The problem is that in reality the distinctions between C2 and C3 are becoming increasingly blurred – there is a spectrum, with no clear dividing line between the two. 
At the C3 end of the spectrum, there is sheltered housing and retirement living operated by the likes of McCarthy and Stone and Churchill Retirement Living. Churchill have produced a useful guide for planning and design professionals, Retirement Living Explained (April 2017). In order to distinguish its retirement living model from general C3 use, Churchill advocates the use of model age restricted planning condition:
“Each of the apartments hereby permitted shall be occupied only by: 

* Persons aged 60 or over; or 


* A spouse/or partner (who is themselves over 55 years old) living as part of a single household with such a person 
or persons; or 


* Persons who were living in one of the apartments as part of a single household with a person or persons aged 60 
or over who has since died; or 


* Any other individual expressly agreed in writing by the Local Planning Authority. ”
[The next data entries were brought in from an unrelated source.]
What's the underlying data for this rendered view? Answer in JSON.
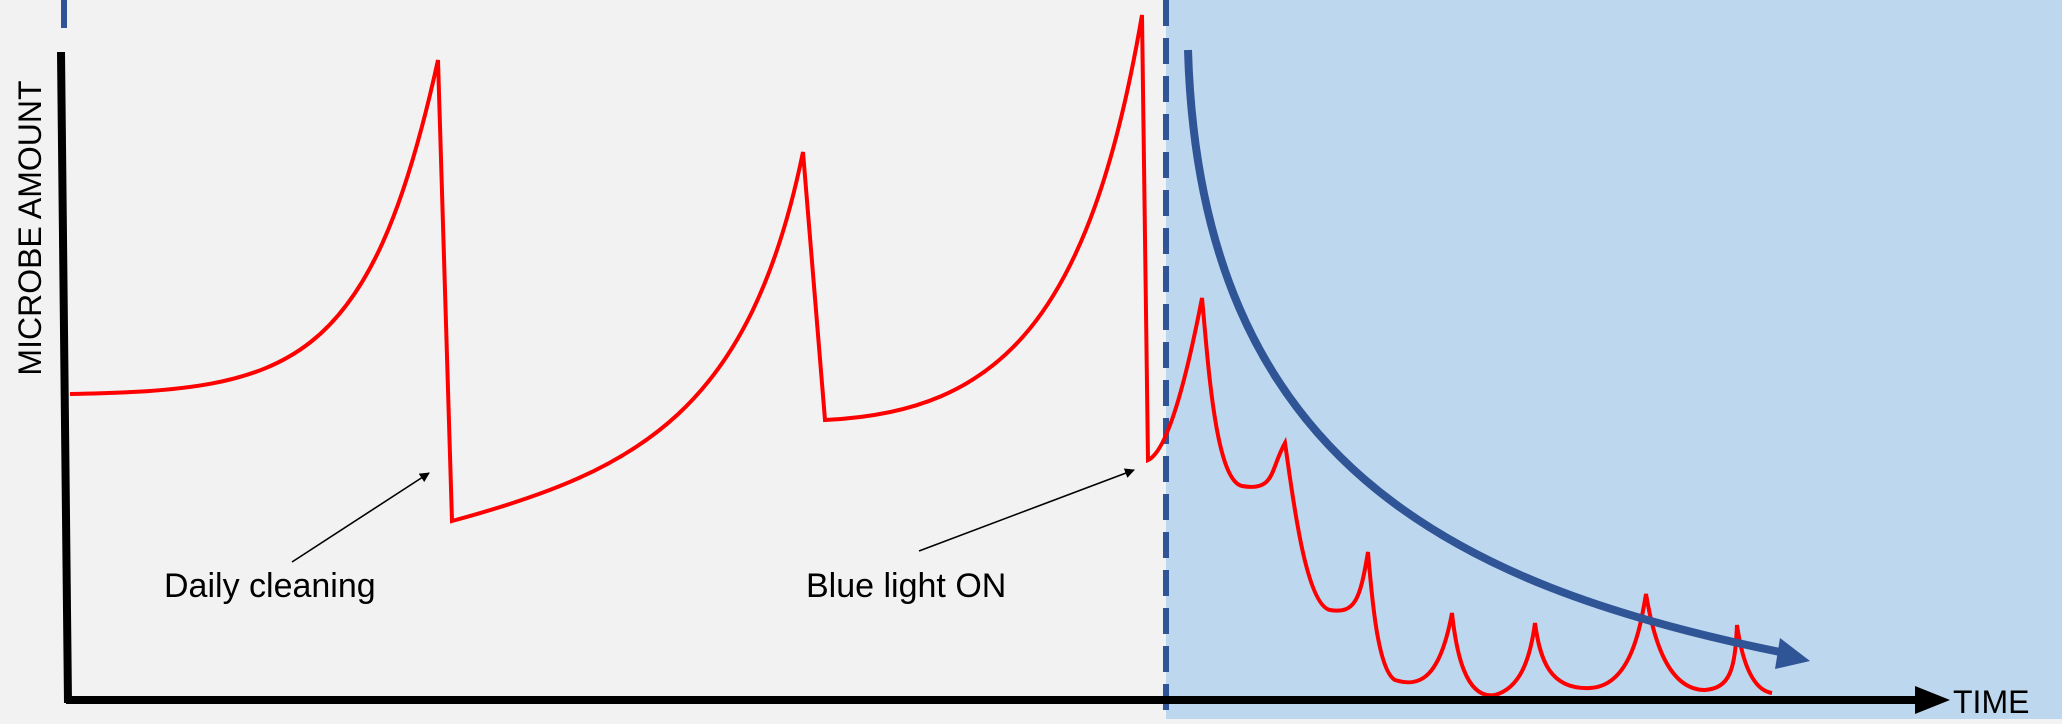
{
  "labels": {
    "y_axis": "MICROBE AMOUNT",
    "x_axis": "TIME",
    "annotation_cleaning": "Daily cleaning",
    "annotation_blue_light": "Blue light ON"
  },
  "colors": {
    "background": "#f2f2f2",
    "blue_light_region": "#bdd7ee",
    "microbe_curve": "#ff0000",
    "decay_trend_arrow": "#2f5597",
    "divider": "#2f5597",
    "axes": "#000000"
  }
}
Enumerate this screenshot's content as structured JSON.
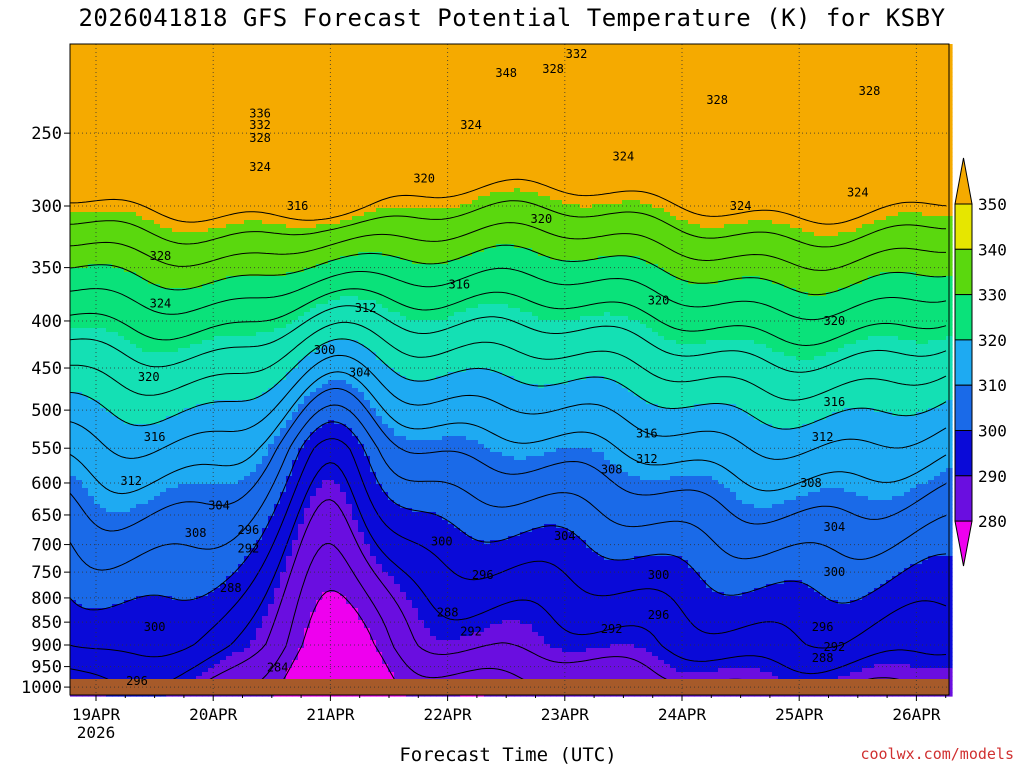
{
  "title": "2026041818 GFS Forecast Potential Temperature (K) for KSBY",
  "credit": "coolwx.com/models",
  "chart_data": {
    "type": "heatmap",
    "title": "2026041818 GFS Forecast Potential Temperature (K) for KSBY",
    "xlabel": "Forecast Time (UTC)",
    "ylabel": "",
    "x_ticks": [
      "19APR",
      "20APR",
      "21APR",
      "22APR",
      "23APR",
      "24APR",
      "25APR",
      "26APR"
    ],
    "x_year_label": "2026",
    "y_ticks": [
      250,
      300,
      350,
      400,
      450,
      500,
      550,
      600,
      650,
      700,
      750,
      800,
      850,
      900,
      950,
      1000
    ],
    "y_scale": "log",
    "y_range_hpa": [
      1020,
      200
    ],
    "x_range_hours_after_19APR00": [
      -6,
      174
    ],
    "levels": [
      280,
      284,
      288,
      292,
      296,
      300,
      304,
      308,
      312,
      316,
      320,
      324,
      328,
      332,
      336,
      340,
      344,
      348,
      352
    ],
    "colorbar_labels": [
      280,
      290,
      300,
      310,
      320,
      330,
      340,
      350
    ],
    "colorbar_colors": [
      "#ee00ee",
      "#9b1ee6",
      "#6a0ee0",
      "#0a0ad8",
      "#1a6ae8",
      "#1eaaf2",
      "#14e0b4",
      "#0ae27a",
      "#5ad80e",
      "#e6e600",
      "#f5aa00"
    ],
    "contour_labels": [
      {
        "text": "348",
        "t": 3.5,
        "p": 215
      },
      {
        "text": "332",
        "t": 4.1,
        "p": 205
      },
      {
        "text": "328",
        "t": 3.9,
        "p": 213
      },
      {
        "text": "336",
        "t": 1.4,
        "p": 238
      },
      {
        "text": "332",
        "t": 1.4,
        "p": 245
      },
      {
        "text": "328",
        "t": 1.4,
        "p": 253
      },
      {
        "text": "324",
        "t": 1.4,
        "p": 272
      },
      {
        "text": "324",
        "t": 3.2,
        "p": 245
      },
      {
        "text": "328",
        "t": 5.3,
        "p": 230
      },
      {
        "text": "328",
        "t": 6.6,
        "p": 225
      },
      {
        "text": "324",
        "t": 4.5,
        "p": 265
      },
      {
        "text": "320",
        "t": 2.8,
        "p": 280
      },
      {
        "text": "316",
        "t": 1.72,
        "p": 300
      },
      {
        "text": "324",
        "t": 5.5,
        "p": 300
      },
      {
        "text": "324",
        "t": 6.5,
        "p": 290
      },
      {
        "text": "320",
        "t": 3.8,
        "p": 310
      },
      {
        "text": "328",
        "t": 0.55,
        "p": 340
      },
      {
        "text": "324",
        "t": 0.55,
        "p": 383
      },
      {
        "text": "316",
        "t": 3.1,
        "p": 365
      },
      {
        "text": "312",
        "t": 2.3,
        "p": 387
      },
      {
        "text": "320",
        "t": 4.8,
        "p": 380
      },
      {
        "text": "320",
        "t": 6.3,
        "p": 400
      },
      {
        "text": "320",
        "t": 0.45,
        "p": 460
      },
      {
        "text": "300",
        "t": 1.95,
        "p": 430
      },
      {
        "text": "304",
        "t": 2.25,
        "p": 455
      },
      {
        "text": "316",
        "t": 6.3,
        "p": 490
      },
      {
        "text": "316",
        "t": 0.5,
        "p": 535
      },
      {
        "text": "316",
        "t": 4.7,
        "p": 530
      },
      {
        "text": "312",
        "t": 6.2,
        "p": 535
      },
      {
        "text": "312",
        "t": 0.3,
        "p": 597
      },
      {
        "text": "312",
        "t": 4.7,
        "p": 565
      },
      {
        "text": "308",
        "t": 4.4,
        "p": 580
      },
      {
        "text": "308",
        "t": 6.1,
        "p": 600
      },
      {
        "text": "304",
        "t": 1.05,
        "p": 635
      },
      {
        "text": "308",
        "t": 0.85,
        "p": 680
      },
      {
        "text": "304",
        "t": 4.0,
        "p": 685
      },
      {
        "text": "304",
        "t": 6.3,
        "p": 670
      },
      {
        "text": "296",
        "t": 1.3,
        "p": 675
      },
      {
        "text": "292",
        "t": 1.3,
        "p": 707
      },
      {
        "text": "300",
        "t": 2.95,
        "p": 695
      },
      {
        "text": "296",
        "t": 3.3,
        "p": 755
      },
      {
        "text": "300",
        "t": 4.8,
        "p": 755
      },
      {
        "text": "300",
        "t": 6.3,
        "p": 750
      },
      {
        "text": "288",
        "t": 1.15,
        "p": 780
      },
      {
        "text": "288",
        "t": 3.0,
        "p": 830
      },
      {
        "text": "292",
        "t": 3.2,
        "p": 870
      },
      {
        "text": "292",
        "t": 4.4,
        "p": 865
      },
      {
        "text": "296",
        "t": 4.8,
        "p": 835
      },
      {
        "text": "296",
        "t": 6.2,
        "p": 860
      },
      {
        "text": "292",
        "t": 6.3,
        "p": 905
      },
      {
        "text": "288",
        "t": 6.2,
        "p": 930
      },
      {
        "text": "300",
        "t": 0.5,
        "p": 860
      },
      {
        "text": "284",
        "t": 1.55,
        "p": 952
      },
      {
        "text": "296",
        "t": 0.35,
        "p": 985
      }
    ]
  }
}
Is it right that C3 retirement living should be required to deliver affordable housing when itself it meets a non-mainstream housing need? Pending any reconsideration of that policy, Churchill’s guide includes a template section 106 agreement, suggesting the making of an off-site affordable housing contribution (with early stage review if the development hasn’t started reached shell and core stage within 28 months), given that the affordable housing requirements attaching to general market housing C3 products would be inappropriate. 
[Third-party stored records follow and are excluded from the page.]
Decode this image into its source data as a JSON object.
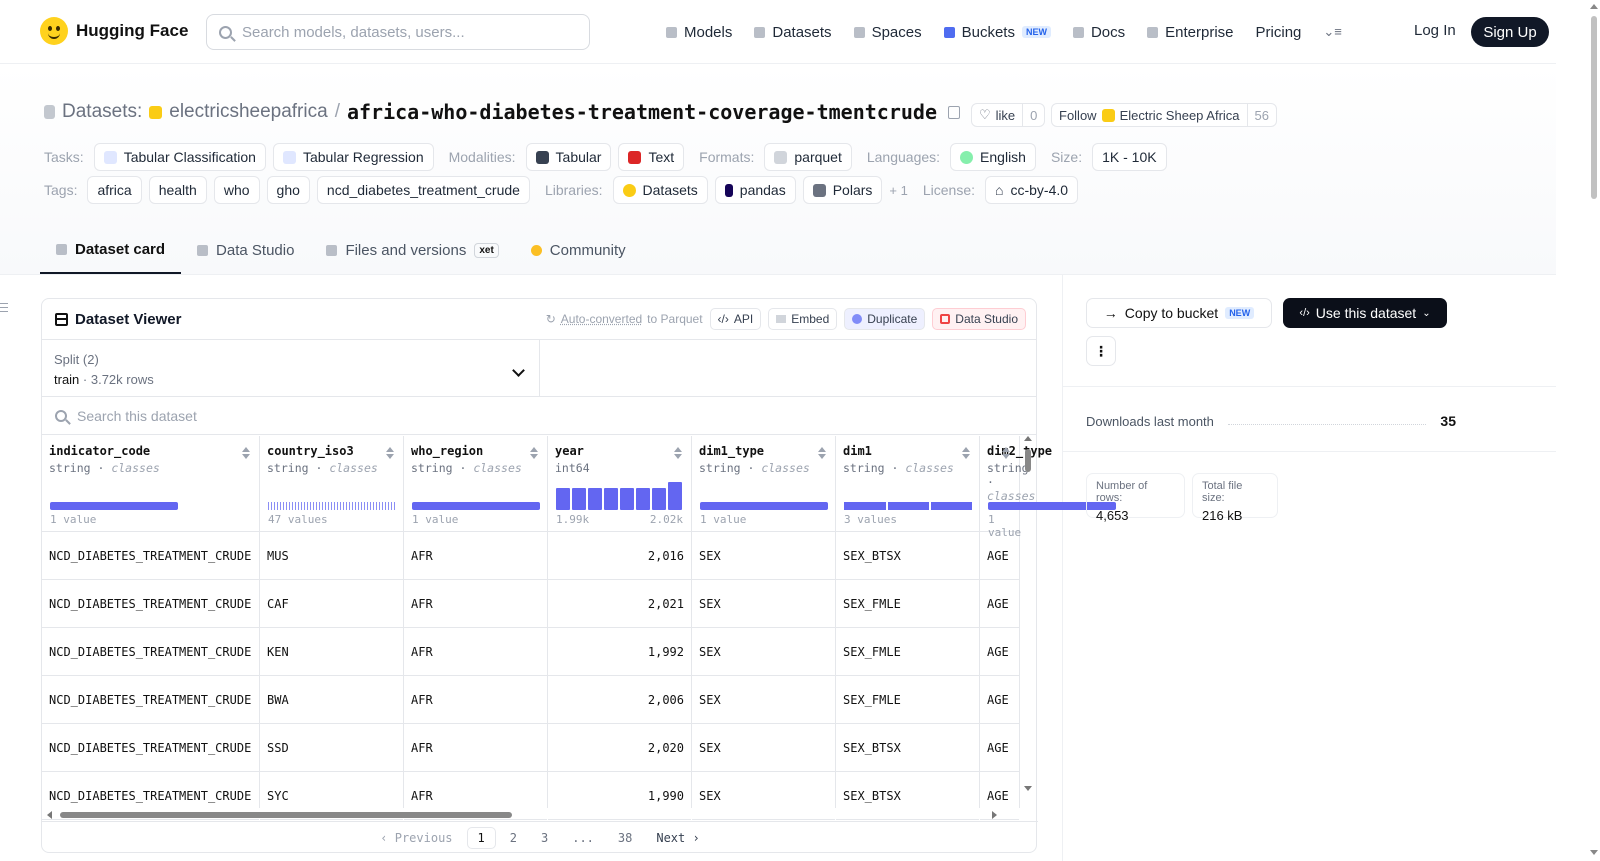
{
  "nav": {
    "logo_text": "Hugging Face",
    "search_placeholder": "Search models, datasets, users...",
    "links": [
      {
        "label": "Models",
        "icon": "models-icon"
      },
      {
        "label": "Datasets",
        "icon": "datasets-icon"
      },
      {
        "label": "Spaces",
        "icon": "spaces-icon"
      },
      {
        "label": "Buckets",
        "icon": "buckets-icon",
        "badge": "NEW"
      },
      {
        "label": "Docs",
        "icon": "docs-icon"
      },
      {
        "label": "Enterprise",
        "icon": "enterprise-icon"
      },
      {
        "label": "Pricing"
      }
    ],
    "login": "Log In",
    "signup": "Sign Up"
  },
  "dataset": {
    "prefix": "Datasets:",
    "owner": "electricsheepafrica",
    "name": "africa-who-diabetes-treatment-coverage-tmentcrude",
    "like_label": "like",
    "like_count": "0",
    "follow_label": "Follow",
    "follow_org": "Electric Sheep Africa",
    "follow_count": "56"
  },
  "meta": {
    "tasks_key": "Tasks:",
    "tasks": [
      "Tabular Classification",
      "Tabular Regression"
    ],
    "modalities_key": "Modalities:",
    "modalities": [
      "Tabular",
      "Text"
    ],
    "formats_key": "Formats:",
    "formats": [
      "parquet"
    ],
    "languages_key": "Languages:",
    "languages": [
      "English"
    ],
    "size_key": "Size:",
    "size": "1K - 10K",
    "tags_key": "Tags:",
    "tags": [
      "africa",
      "health",
      "who",
      "gho",
      "ncd_diabetes_treatment_crude"
    ],
    "libraries_key": "Libraries:",
    "libraries": [
      "Datasets",
      "pandas",
      "Polars"
    ],
    "libraries_more": "+ 1",
    "license_key": "License:",
    "license": "cc-by-4.0"
  },
  "tabs": [
    {
      "label": "Dataset card",
      "active": true
    },
    {
      "label": "Data Studio"
    },
    {
      "label": "Files and versions",
      "badge": "xet"
    },
    {
      "label": "Community"
    }
  ],
  "viewer": {
    "title": "Dataset Viewer",
    "auto_link": "Auto-converted",
    "auto_suffix": "to Parquet",
    "api": "API",
    "embed": "Embed",
    "duplicate": "Duplicate",
    "data_studio": "Data Studio",
    "split_title": "Split (2)",
    "split_name": "train",
    "split_rows": "3.72k rows",
    "search_placeholder": "Search this dataset",
    "columns": [
      {
        "name": "indicator_code",
        "type": "string",
        "kind": "classes",
        "stat": "1 value"
      },
      {
        "name": "country_iso3",
        "type": "string",
        "kind": "classes",
        "stat": "47 values"
      },
      {
        "name": "who_region",
        "type": "string",
        "kind": "classes",
        "stat": "1 value"
      },
      {
        "name": "year",
        "type": "int64",
        "kind": "",
        "stat": "1.99k",
        "stat_max": "2.02k",
        "hist": [
          0.8,
          0.8,
          0.8,
          0.8,
          0.8,
          0.8,
          0.8,
          1.0
        ]
      },
      {
        "name": "dim1_type",
        "type": "string",
        "kind": "classes",
        "stat": "1 value"
      },
      {
        "name": "dim1",
        "type": "string",
        "kind": "classes",
        "stat": "3 values"
      },
      {
        "name": "dim2_type",
        "type": "string",
        "kind": "classes",
        "stat": "1 value"
      }
    ],
    "rows": [
      [
        "NCD_DIABETES_TREATMENT_CRUDE",
        "MUS",
        "AFR",
        "2,016",
        "SEX",
        "SEX_BTSX",
        "AGE"
      ],
      [
        "NCD_DIABETES_TREATMENT_CRUDE",
        "CAF",
        "AFR",
        "2,021",
        "SEX",
        "SEX_FMLE",
        "AGE"
      ],
      [
        "NCD_DIABETES_TREATMENT_CRUDE",
        "KEN",
        "AFR",
        "1,992",
        "SEX",
        "SEX_FMLE",
        "AGE"
      ],
      [
        "NCD_DIABETES_TREATMENT_CRUDE",
        "BWA",
        "AFR",
        "2,006",
        "SEX",
        "SEX_FMLE",
        "AGE"
      ],
      [
        "NCD_DIABETES_TREATMENT_CRUDE",
        "SSD",
        "AFR",
        "2,020",
        "SEX",
        "SEX_BTSX",
        "AGE"
      ],
      [
        "NCD_DIABETES_TREATMENT_CRUDE",
        "SYC",
        "AFR",
        "1,990",
        "SEX",
        "SEX_BTSX",
        "AGE"
      ]
    ],
    "pager": {
      "prev": "Previous",
      "pages": [
        "1",
        "2",
        "3",
        "...",
        "38"
      ],
      "current": "1",
      "next": "Next"
    }
  },
  "sidebar": {
    "copy_bucket": "Copy to bucket",
    "copy_badge": "NEW",
    "use_dataset": "Use this dataset",
    "downloads_label": "Downloads last month",
    "downloads_value": "35",
    "rows_label": "Number of rows:",
    "rows_value": "4,653",
    "size_label": "Total file size:",
    "size_value": "216 kB"
  }
}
At the C2 end of the spectrum, there is a variety of operating models, with a bewildering variety of descriptions, including care homes, continuing care retirement communities, assisted living, very sheltered housing and close care. 
Hardest to categorise is what the market refers to as “extra care”, which has been described as follows: 
“Extra care housing is housing with care primarily for older people where occupants have specific tenure rights to occupy self-contained dwellings and where they have agreements that cover the provision of care, support, domestic, social, community or other services. Unlike people living in residential care homes, extra care residents are not obliged as a rule to obtain their care services from a specific provider, though other services (such as some domestic services, costs for communal areas including a catering kitchen, and in some cases some meals) might be built into the charges residents pay.” (Extra Care Housing What Is It?, paper, 2015, published by Housing LIN). 
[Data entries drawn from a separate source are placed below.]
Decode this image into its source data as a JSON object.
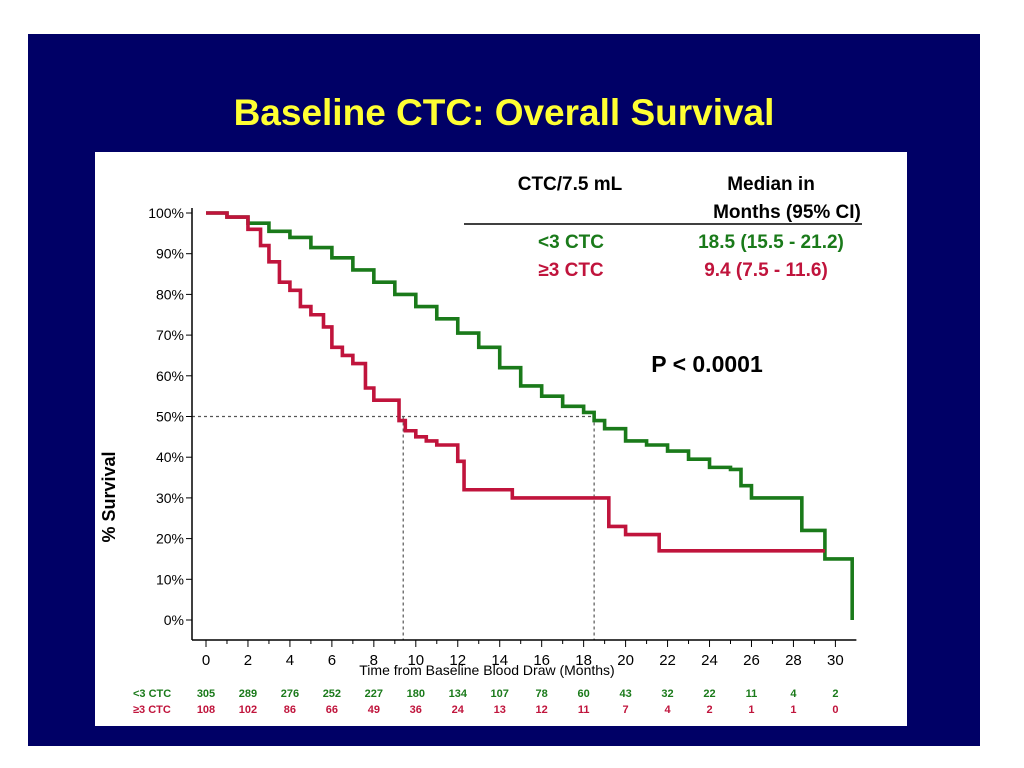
{
  "slide": {
    "title": "Baseline CTC:  Overall Survival"
  },
  "legend": {
    "col1_header": "CTC/7.5 mL",
    "col2_header_line1": "Median in",
    "col2_header_line2": "Months (95% CI)",
    "rows": [
      {
        "label": "<3 CTC",
        "median": "18.5  (15.5 - 21.2)",
        "color": "#1a7a1a"
      },
      {
        "label": "≥3 CTC",
        "median": "9.4  (7.5 - 11.6)",
        "color": "#c0143c"
      }
    ]
  },
  "annotation": {
    "p_value": "P < 0.0001"
  },
  "colors": {
    "background": "#000066",
    "title": "#ffff33",
    "green": "#1a7a1a",
    "red": "#c0143c"
  },
  "chart_data": {
    "type": "line",
    "xlabel": "Time from Baseline Blood Draw (Months)",
    "ylabel": "% Survival",
    "xlim": [
      0,
      31
    ],
    "ylim": [
      0,
      100
    ],
    "x_ticks": [
      0,
      2,
      4,
      6,
      8,
      10,
      12,
      14,
      16,
      18,
      20,
      22,
      24,
      26,
      28,
      30
    ],
    "y_ticks": [
      0,
      10,
      20,
      30,
      40,
      50,
      60,
      70,
      80,
      90,
      100
    ],
    "y_tick_labels": [
      "0%",
      "10%",
      "20%",
      "30%",
      "40%",
      "50%",
      "60%",
      "70%",
      "80%",
      "90%",
      "100%"
    ],
    "reference_y": 50,
    "median_markers_x": [
      9.4,
      18.5
    ],
    "series": [
      {
        "name": "<3 CTC",
        "color": "#1a7a1a",
        "points": [
          [
            0,
            100
          ],
          [
            1,
            99
          ],
          [
            2,
            97.5
          ],
          [
            3,
            95.5
          ],
          [
            4,
            94
          ],
          [
            5,
            91.5
          ],
          [
            6,
            89
          ],
          [
            7,
            86
          ],
          [
            8,
            83
          ],
          [
            9,
            80
          ],
          [
            10,
            77
          ],
          [
            11,
            74
          ],
          [
            12,
            70.5
          ],
          [
            13,
            67
          ],
          [
            14,
            62
          ],
          [
            15,
            57.5
          ],
          [
            16,
            55
          ],
          [
            17,
            52.5
          ],
          [
            18,
            51
          ],
          [
            18.5,
            49
          ],
          [
            19,
            47
          ],
          [
            20,
            44
          ],
          [
            21,
            43
          ],
          [
            22,
            41.5
          ],
          [
            23,
            39.5
          ],
          [
            24,
            37.5
          ],
          [
            25,
            37
          ],
          [
            25.5,
            33
          ],
          [
            26,
            30
          ],
          [
            28,
            30
          ],
          [
            28.4,
            22
          ],
          [
            29.3,
            22
          ],
          [
            29.5,
            15
          ],
          [
            30.8,
            15
          ],
          [
            30.8,
            0
          ]
        ]
      },
      {
        "name": "≥3 CTC",
        "color": "#c0143c",
        "points": [
          [
            0,
            100
          ],
          [
            1,
            99
          ],
          [
            2,
            96
          ],
          [
            2.6,
            92
          ],
          [
            3,
            88
          ],
          [
            3.5,
            83
          ],
          [
            4,
            81
          ],
          [
            4.5,
            77
          ],
          [
            5,
            75
          ],
          [
            5.6,
            72
          ],
          [
            6,
            67
          ],
          [
            6.5,
            65
          ],
          [
            7,
            63
          ],
          [
            7.6,
            57
          ],
          [
            8,
            54
          ],
          [
            8.8,
            54
          ],
          [
            9.2,
            49
          ],
          [
            9.5,
            46.5
          ],
          [
            10,
            45
          ],
          [
            10.5,
            44
          ],
          [
            11,
            43
          ],
          [
            12,
            39
          ],
          [
            12.3,
            32
          ],
          [
            14.5,
            32
          ],
          [
            14.6,
            30
          ],
          [
            18.8,
            30
          ],
          [
            19.2,
            23
          ],
          [
            20,
            21
          ],
          [
            21.5,
            21
          ],
          [
            21.6,
            17
          ],
          [
            29.5,
            17
          ]
        ]
      }
    ],
    "risk_table": {
      "times": [
        0,
        2,
        4,
        6,
        8,
        10,
        12,
        14,
        16,
        18,
        20,
        22,
        24,
        26,
        28,
        30
      ],
      "rows": [
        {
          "label": "<3 CTC",
          "color": "#1a7a1a",
          "counts": [
            305,
            289,
            276,
            252,
            227,
            180,
            134,
            107,
            78,
            60,
            43,
            32,
            22,
            11,
            4,
            2
          ]
        },
        {
          "label": "≥3 CTC",
          "color": "#c0143c",
          "counts": [
            108,
            102,
            86,
            66,
            49,
            36,
            24,
            13,
            12,
            11,
            7,
            4,
            2,
            1,
            1,
            0
          ]
        }
      ]
    }
  }
}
So what are the distinguishing factors between C2 and C3?
A September 2017 blog post, Update on recent Extra Care Housing Planning Appeals and CIL Success, by Tetlow King’s John Sneddon, identifies two recent appeal decisions where inspectors agreed that proposed extra care developments would fall within use class C2. (The piece is also useful on the opportunities for ensuring that C2 developments are exempted from CIL within local planning authorities’ CIL charging charging schedules.)

My Town partner Liz Christie has previously carried out an analysis of planning appeal decisions. The most important factors for determining whether the operation is properly to be regarded as C2 or C3 use are (i) the physical layout of the building; (ii) the level of care; and (iii) the nature of the operation of the proposed development. We can go into more detail on each of these aspects, with appeal references, for anyone with a specific interest in the issues but, in summary, the whole area unnecessarily complicated and uncertain. Some standardised definitions and policy expectations would be really helpful.  
I wrote this blog post as a by-product of preparing to speak at LD Events’ 26 September 2017 conference, Alternative Residential Property 2017. See some of you there.